如果发送的消息没有带partition的话那么就需要利用分区器家昂消息发往对应的partition中,分区器根据key这个字段计算partition的值。
分区器对key进行哈希,利用MurmurHash2saunfa ,根据得到的哈希值计算哈希值,具有相同key的消息备发往同一个partition(这就是前面所说的相同的key可以被发送到同一个partition中),如果key为null,那么消息将会以轮询的方式发往topic没的每个可用的partition中。
/**
- Create a record to be sent to Kafka
- (有key,对key进行hash,同一个key的消息被划分到同一个分区中去,而分区是有序的)

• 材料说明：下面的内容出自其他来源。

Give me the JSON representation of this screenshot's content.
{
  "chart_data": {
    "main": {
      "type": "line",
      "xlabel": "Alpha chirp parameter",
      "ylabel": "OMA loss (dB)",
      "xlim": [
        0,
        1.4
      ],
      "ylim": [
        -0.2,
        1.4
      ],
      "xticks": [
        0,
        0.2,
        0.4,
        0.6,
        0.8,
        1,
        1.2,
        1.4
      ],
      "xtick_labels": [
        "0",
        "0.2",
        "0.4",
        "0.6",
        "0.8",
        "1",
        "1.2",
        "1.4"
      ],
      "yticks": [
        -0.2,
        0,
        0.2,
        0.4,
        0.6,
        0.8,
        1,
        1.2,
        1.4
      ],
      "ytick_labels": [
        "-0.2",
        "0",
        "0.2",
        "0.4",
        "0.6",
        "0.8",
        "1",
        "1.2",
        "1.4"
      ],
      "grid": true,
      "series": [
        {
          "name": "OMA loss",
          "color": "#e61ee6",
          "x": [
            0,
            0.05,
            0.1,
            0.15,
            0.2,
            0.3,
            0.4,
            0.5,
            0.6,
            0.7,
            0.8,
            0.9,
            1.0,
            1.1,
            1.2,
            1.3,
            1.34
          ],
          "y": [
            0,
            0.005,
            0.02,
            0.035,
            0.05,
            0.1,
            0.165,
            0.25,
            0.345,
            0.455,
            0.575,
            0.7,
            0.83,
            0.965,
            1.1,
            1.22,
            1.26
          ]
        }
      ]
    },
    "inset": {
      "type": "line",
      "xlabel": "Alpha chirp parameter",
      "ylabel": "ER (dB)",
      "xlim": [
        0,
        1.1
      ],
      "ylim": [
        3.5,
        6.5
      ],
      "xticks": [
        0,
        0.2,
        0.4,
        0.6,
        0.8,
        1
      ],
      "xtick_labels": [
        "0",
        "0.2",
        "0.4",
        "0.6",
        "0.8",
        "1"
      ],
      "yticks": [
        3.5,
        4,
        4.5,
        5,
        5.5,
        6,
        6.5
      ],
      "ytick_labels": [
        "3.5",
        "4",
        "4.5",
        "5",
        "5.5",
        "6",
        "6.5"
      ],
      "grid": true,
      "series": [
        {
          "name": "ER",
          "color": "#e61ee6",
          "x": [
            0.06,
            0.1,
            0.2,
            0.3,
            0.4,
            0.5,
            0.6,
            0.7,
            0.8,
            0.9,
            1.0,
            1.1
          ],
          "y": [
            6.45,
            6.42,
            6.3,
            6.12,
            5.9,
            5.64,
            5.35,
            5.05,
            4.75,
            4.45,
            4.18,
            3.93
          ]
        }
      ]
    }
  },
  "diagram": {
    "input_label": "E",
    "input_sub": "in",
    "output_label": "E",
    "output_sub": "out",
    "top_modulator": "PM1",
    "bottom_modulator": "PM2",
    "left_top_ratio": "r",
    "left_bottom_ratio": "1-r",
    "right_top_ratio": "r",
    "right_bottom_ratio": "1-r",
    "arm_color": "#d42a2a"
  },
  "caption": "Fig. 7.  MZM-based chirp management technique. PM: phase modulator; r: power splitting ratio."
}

- @param topic The topic the record will be appended to
- @param key The key that will be included in the record
- @param value The record contents
*/
public ProducerRecord(String topic, K key, V value) {
this(topic, null, null, key, value, null);
}
/**
- Create a record with no key
- (无key,通过轮询的方式发送到每个可用的partition中)
- @param topic The topic this record should be sent to
- @param value The record contents
*/
public ProducerRecord(String topic, V value) {
this(topic, null, null, null, value, null);
}
6、拦截器
拦截器:生产者拦截器和消费者拦截器。生产者拦截器可以用来在消息发送前做一些准备工作,比如过来一些数据等。
1、生产者拦截器源码 ProducerInterceptor分析:
public interface ProducerInterceptor<K, V> extends Configurable {
// Any exception thrown by this method will be caught by the caller and logged, but not propagated further.
//(此方法引发的任何异常都将被调用方捕获并记录,但不会进一步传播)
//Since the producer may run multiple interceptors, a particular interceptor's onSend() callback will be called in the order
//(由于生产者可以运行多个拦截器,因此将按顺序调用特定拦截器的onsend()回调)
// @param record the record from client or the record returned by the previous interceptor in the chain of interceptors.
//(record参数来自客户机的记录或拦截器链中上一个拦截器返回的记录)
public ProducerRecord<K, V> onSend(ProducerRecord<K, V> record);
// This method is called when the record sent to the server has been acknowledged, or when sending the record fails before。
//(当发送到服务器的记录被确认时,或者在发送记录之前失败时,调用此方法。)
// This method will generally execute in the background I/O thread, so the implementation should be reasonably fast.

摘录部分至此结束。